Identify Your AD FS Deployment Goals
Correctly identifying your Active Directory Federation Services (AD FS) deployment goals is essential for the success of your AD FS design project. Prioritize and, possibly, combine your deployment goals so that you can design and deploy AD FS by using an iterative approach. You can take advantage of existing, documented, and predefined AD FS deployment goals that are relevant to the AD FS designs and develop a working solution for your situation.
Prior versions of AD FS were most commonly deployed to achieve the following:
Providing your employees or customers with a web-based, SSO experience when accessing claims-based applications within your enterprise.
Providing your employees or customers with a web-based, SSO experience to access resources in any federation partner organization.
Providing your employees or customers with a Web-based, SSO experience when remote accessing internally hosted Web sites or services.
Providing your employees or customers with a web-based, SSO experience when accessing resources or services in the cloud.
In addition to these, AD FS in Windows Server® 2012 R2 adds functionality that can help you achieve the following:
Device workplace join for SSO and seamless second factor authentication. This enables organizations to allow access from user’s personal devices and manage the risk when providing this access.
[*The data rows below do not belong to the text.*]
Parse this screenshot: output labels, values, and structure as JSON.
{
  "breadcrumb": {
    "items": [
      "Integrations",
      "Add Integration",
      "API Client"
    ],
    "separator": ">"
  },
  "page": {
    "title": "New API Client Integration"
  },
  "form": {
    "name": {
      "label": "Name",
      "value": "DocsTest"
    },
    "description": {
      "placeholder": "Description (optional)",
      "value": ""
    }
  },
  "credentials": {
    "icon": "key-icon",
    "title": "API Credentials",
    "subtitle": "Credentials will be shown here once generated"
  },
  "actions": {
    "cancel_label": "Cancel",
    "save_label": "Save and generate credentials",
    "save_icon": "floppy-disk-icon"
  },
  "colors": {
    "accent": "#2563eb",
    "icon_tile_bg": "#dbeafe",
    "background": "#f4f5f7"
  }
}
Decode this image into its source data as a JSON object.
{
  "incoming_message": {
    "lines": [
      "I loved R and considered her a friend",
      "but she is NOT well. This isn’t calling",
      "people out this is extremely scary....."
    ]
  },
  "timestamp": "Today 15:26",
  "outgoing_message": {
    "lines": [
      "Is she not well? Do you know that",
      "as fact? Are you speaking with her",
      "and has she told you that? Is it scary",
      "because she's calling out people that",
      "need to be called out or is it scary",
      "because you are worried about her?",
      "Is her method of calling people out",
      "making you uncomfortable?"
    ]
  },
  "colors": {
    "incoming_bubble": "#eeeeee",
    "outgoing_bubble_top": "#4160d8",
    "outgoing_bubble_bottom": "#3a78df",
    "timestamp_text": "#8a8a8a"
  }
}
Managing risk with multi-factor access control. AD FS provides a rich level of authorization that controls who has access to what applications. This can be based on user attributes (UPN, email, security group membership, authentication strength, etc.), device attributes (whether the device is workplace joined) or request attributes (network location, IP address, or user agent).
Managing risk with additional multi-factor authentication for sensitive applications. AD FS allows you to control policies to potentially require multi-factor authentication globally or on a per application basis. In addition, AD FS provides extensibility points for any multi-factor vendor to integrate deeply for a secure and seamless multi-factor experience for end users.
Providing authentication and authorization capabilities for accessing web resources from the extranet that are protected by the Web Application Proxy.
To summarize, AD FS in Windows Server 2012 R2 can be deployed to achieve the following goals in your organization:
Workplace join that enables users to join their personal devices to corporate Active Directory and as a result gain access and seamless experiences when accessing corporate resources from these devices.
Pre-authentication of resources inside the corporate network that are protected by the Web Application proxy and accessed from the internet.
Password change to enable users to change their password from any workplace joined device when their password has expired so that they can continue to access resources.
Managing risk is an important aspect of governance and compliance in every IT organization. There are numerous access control risk management enhancements in AD FS in Windows Server® 2012 R2, including the following:
Flexible controls based on network location to govern how a user authenticates to access an AD FS-secured application.
Flexible policy to determine if a user needs to perform multi-factor authentication based on the user’s data, device data, and network location.
Per-application control to ignore SSO and force the user to provide credentials every time they access a sensitive application.
Flexible per-application access policy based on user data, device data, or network location.
AD FS Extranet Lockout, which enables administrators to protect Active Directory accounts from brute force attacks from the internet.
Access revocation for any workplace joined device that is disabled or deleted in Active Directory.
The following are new AD FS capabilities in Windows Server® 2012 R2 that enable administrator to customize and enhance the sign-in experience:
Unified customization of the AD FS service, where the changes are made once and then automatically propagated to the rest of the AD FS federation servers in a given farm.
Updated sign-in pages that look modern and cater to different form factors automatically.
Support for automatic fallback to forms-based authentication for devices that are not joined to the corporate domain but are still used generate access requests from within the corporate network (intranet).
Simple controls to customize the company logo, illustration image, standard links for IT support, home page, privacy, etc.
Customization of description messages in the sign-in pages.
Customization of web themes.
Home Realm Discovery (HRD) based on organizational suffix of the user for enhanced privacy of a company’s partners.
HRD filtering on a per-application basis to automatically pick a realm based on the application.
One-click error reporting for easier IT troubleshooting.
Customizable error messages.
User authentication choice when more than one authentication provider is available.